Wednesday, September 13, 2006

Semangat dari Klaten

Semangat dari Klaten

Ada beberapa hal saya rasakan selama tiga hari liputan luar kota ke Kabupaten Klaten, 21-23 Agustus. Kesederhanaan, ketulusan, dan semangat juang. Hal-hal itu saya dapat dari interaksi dengan penduduk di beberapa sentra industri di Klaten.

Sebelum berangkat, saya membayangkan penduduk yang sudah mulai berproduksi di sentra-sentra industri kecil. Apakah mereka masih mengeluhkan lambatnya bantuan pemerintah, bekerja seadanya, atau lebih antusias berproduksi. Saya ingin membagikan semangat mereka melalui tulisan yang saya buat nantinya.

Semangat juang

Senin (21/8) saya dan Anton mencari data bagaimana industri kecil di Kabupaten Klaten pada umumnya. Kami mendatangi sentra industri gerabah di Pagerjurang, Wedi, sentra industri batik di Jarum, Bayat, dan sentra industri genteng di Nambangan, Sukoharjo. Kami mendatangi pula sentra pengecoran logam di Ceper (22/8) dan sentra industri konveksi di Wedi (24/8).

Selama perjalanan ke sentra-sentra industri tersebut, ada beberapa perbincangan dengan narasumber yang berkesan. Satu yang paling berkesan adalah perbincangan dengan Hardi Trimanto (60), pemilik Merry Batik. Ia memproduksi berbagai kerajinan dari batik kayu, seperti topeng, sandal, hiasan dinding, dan berbagai peralatan rumah tangga.
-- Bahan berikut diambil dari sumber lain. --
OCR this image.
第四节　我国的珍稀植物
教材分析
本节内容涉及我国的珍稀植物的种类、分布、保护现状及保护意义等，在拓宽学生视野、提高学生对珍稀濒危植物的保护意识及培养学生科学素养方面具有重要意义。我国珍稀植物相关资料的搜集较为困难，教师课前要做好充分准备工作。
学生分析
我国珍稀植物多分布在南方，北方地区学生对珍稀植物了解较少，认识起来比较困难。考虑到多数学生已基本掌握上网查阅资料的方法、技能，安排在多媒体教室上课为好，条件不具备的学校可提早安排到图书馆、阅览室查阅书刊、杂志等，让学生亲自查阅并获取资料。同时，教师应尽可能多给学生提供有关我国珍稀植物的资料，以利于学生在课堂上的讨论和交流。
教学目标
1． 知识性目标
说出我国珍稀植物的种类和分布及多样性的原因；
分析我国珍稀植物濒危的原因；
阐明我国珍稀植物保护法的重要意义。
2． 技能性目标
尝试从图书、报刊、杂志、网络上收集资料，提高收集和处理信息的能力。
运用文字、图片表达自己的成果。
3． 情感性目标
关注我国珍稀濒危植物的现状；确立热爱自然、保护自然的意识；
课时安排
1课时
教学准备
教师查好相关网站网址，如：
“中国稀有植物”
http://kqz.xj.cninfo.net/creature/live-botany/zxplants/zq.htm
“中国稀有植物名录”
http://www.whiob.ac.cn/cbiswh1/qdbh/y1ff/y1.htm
Di usianya yang sudah tidak muda, Hardi masih memiliki semangat juang tinggi. Ia tidak putus asa dengan gempa yang menghancurkan sebagian rumah dan alat produksinya. Meski beberapa pekerjanya belum bisa bekerja karena sibuk membenahi rumah mereka, sesepuh Paguyuban para perajin batik Cipta Wening ini tetap berkarya memenuhi pesanan yang terus mengalir. Ia bahkan berkata, “Saya kasihan dengan para perajin yang sampai sekarang belum bekerja juga. Mau nunggu apa ? Kita hidup dari kerajinan yang kita buat, semakin berlarut-larut dalam kesedihan semakin lama kita hidup dalam kekurangan. Tidak bekerja ya berarti tidak ada pemasukan, hidup akan semakin sulit.”

Semangat juga ditunjukkan oleh perajin genteng Yanto Suwinto (50). Secara ekonomis, dari 1000 genteng yang dihasilkannya ia memperoleh Rp 40.000-50.000. Ia sempat dua bulan berhenti berproduksi karena tungku pembakaran hancur dan tenaga kerjanya sibuk dengan rumah masing-masing. Ia mencari pinjaman modal sendiri untuk meneruskan usahanya meski belum mencukupi untuk membeli tungku yang baru. Padahal, permintaan genteng saat ini naik karena maraknya rekonstruksi rumah.

Sederhana dan tulus

Dari beberapa daerah yang saya datangi, saya berada di Dusun Pagerjurang, Melikan, Wedi secara lebih intensif. Selama satu hari lebih di sana, kesederhanaan dan ketulusan penduduk terekam dalam ingatan.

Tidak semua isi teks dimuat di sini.